PPM grows pension pots faster, says Sifa
Data published in the latest annual update on the premium pension system by the Swedish Investment Fund Association suggests that long term savings via PPM grow faster than savings made via other pillars in the country’s pension system.
The report – Fakta om premiepensionen 2018 – states that returns in the PPM system since its launch and through 2017 have been significantly better than from the income pension: 7.1% versus 3% on average annually.
There is a significant level of ongoing interest in the ability to self select funds, with about half of savers, accounting for some 70% of managed assets, having selected funds themselves.

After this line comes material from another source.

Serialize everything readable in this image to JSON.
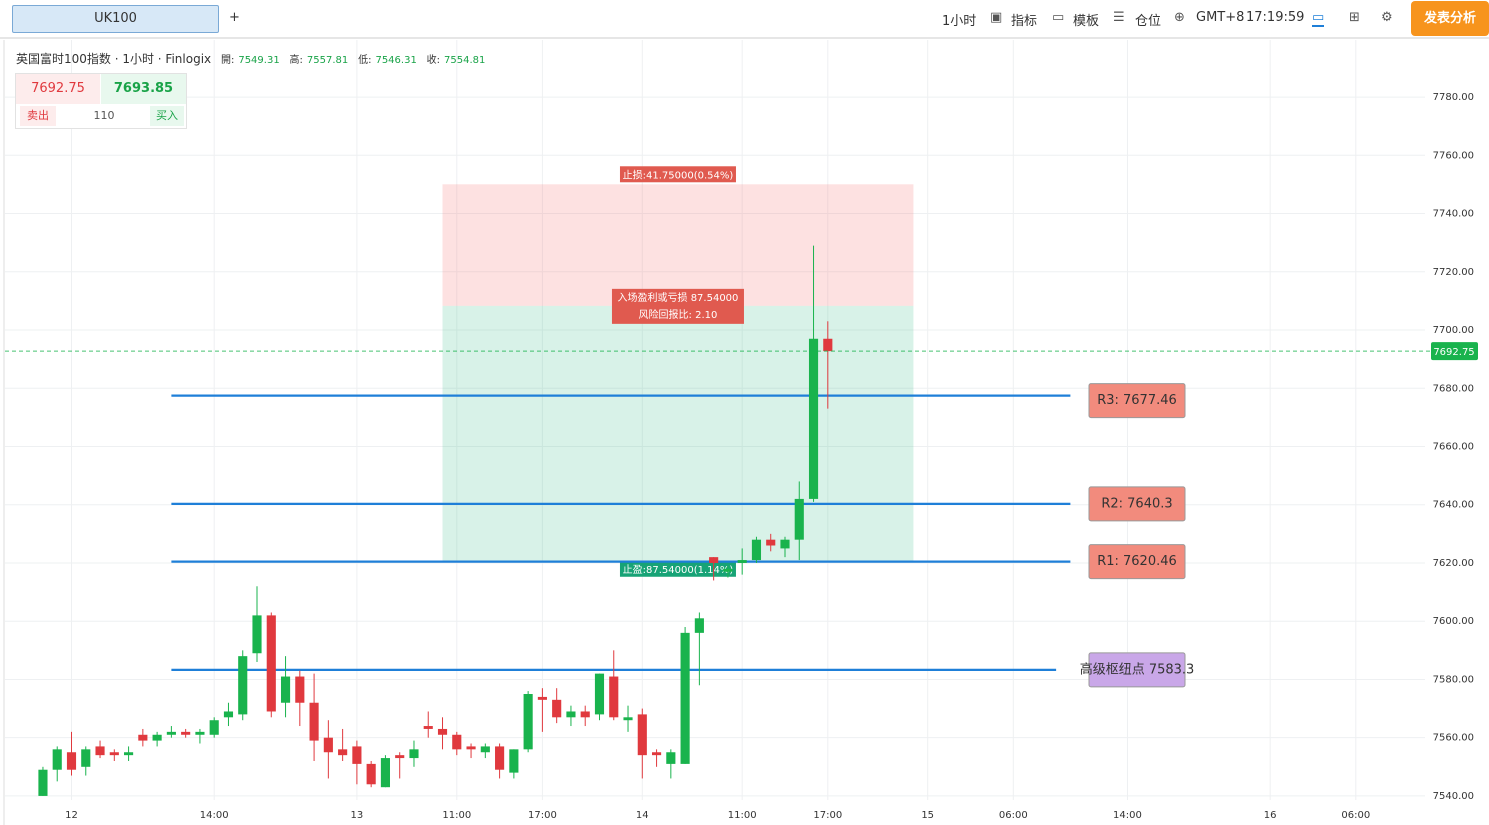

And a significant majority of younger people in the 18-33 age bracket appreciate the ability to self select. (See table below, which outlines the proportion of self selected portfolios in the PPM system by age groups; the source is the Swedish Pensions Agency, the statutory authority tasked with overseeing the PPM fund platform.)

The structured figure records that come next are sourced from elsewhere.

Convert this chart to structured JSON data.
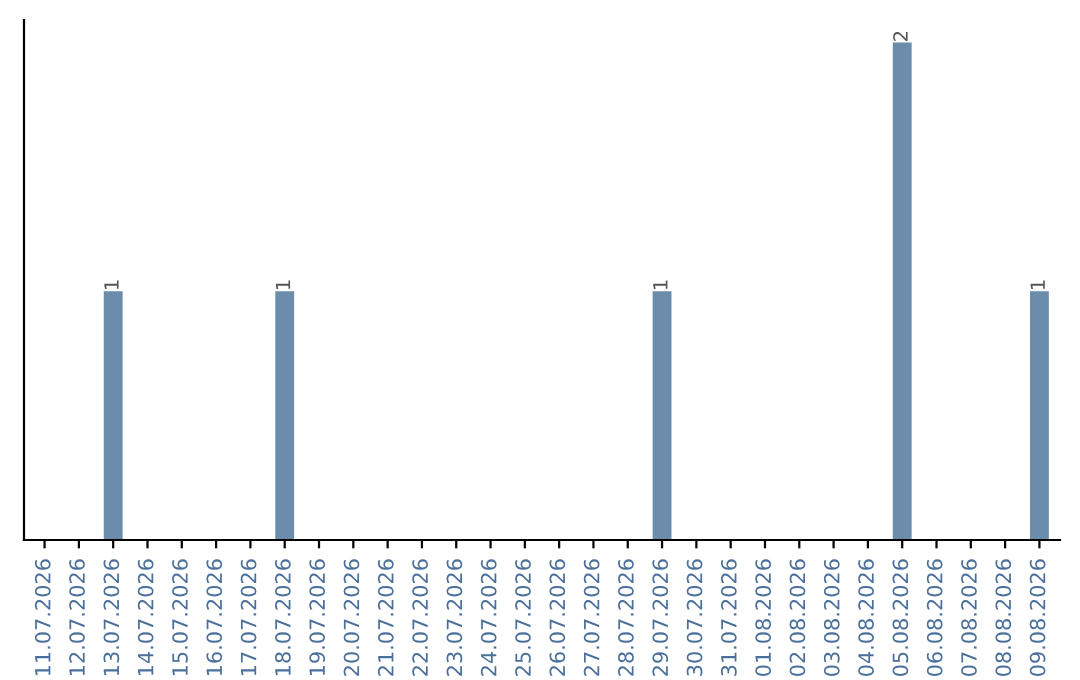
{
  "chart_data": {
    "type": "bar",
    "categories": [
      "11.07.2026",
      "12.07.2026",
      "13.07.2026",
      "14.07.2026",
      "15.07.2026",
      "16.07.2026",
      "17.07.2026",
      "18.07.2026",
      "19.07.2026",
      "20.07.2026",
      "21.07.2026",
      "22.07.2026",
      "23.07.2026",
      "24.07.2026",
      "25.07.2026",
      "26.07.2026",
      "27.07.2026",
      "28.07.2026",
      "29.07.2026",
      "30.07.2026",
      "31.07.2026",
      "01.08.2026",
      "02.08.2026",
      "03.08.2026",
      "04.08.2026",
      "05.08.2026",
      "06.08.2026",
      "07.08.2026",
      "08.08.2026",
      "09.08.2026"
    ],
    "values": [
      0,
      0,
      1,
      0,
      0,
      0,
      0,
      1,
      0,
      0,
      0,
      0,
      0,
      0,
      0,
      0,
      0,
      0,
      1,
      0,
      0,
      0,
      0,
      0,
      0,
      2,
      0,
      0,
      0,
      1
    ],
    "value_labels": [
      null,
      null,
      "1",
      null,
      null,
      null,
      null,
      "1",
      null,
      null,
      null,
      null,
      null,
      null,
      null,
      null,
      null,
      null,
      "1",
      null,
      null,
      null,
      null,
      null,
      null,
      "2",
      null,
      null,
      null,
      "1"
    ],
    "color": "#6b8caa",
    "tick_labels": "x",
    "grid": false,
    "legend": false
  }
}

About 99% of savers saw a positive return on their premium pension account in 2017, Sifa’s report notes.
And the average management charge in the PPM system is 0.22% after two-thirds of the gross fees have been rebated.
Other recent comments from Sifa regarding the future of PPM have focused on the new regulations coming into effect soon, which are intended to increase the level of consumer protection for those using the system. A number of scandals, including the use of EU passporting rules to effectively place funds on the PPM platform to then funnel money out of Sweden, have led the government and Parliament to enact stricter rules around the types of funds and fund mangers that are authorised for distribution via the platform.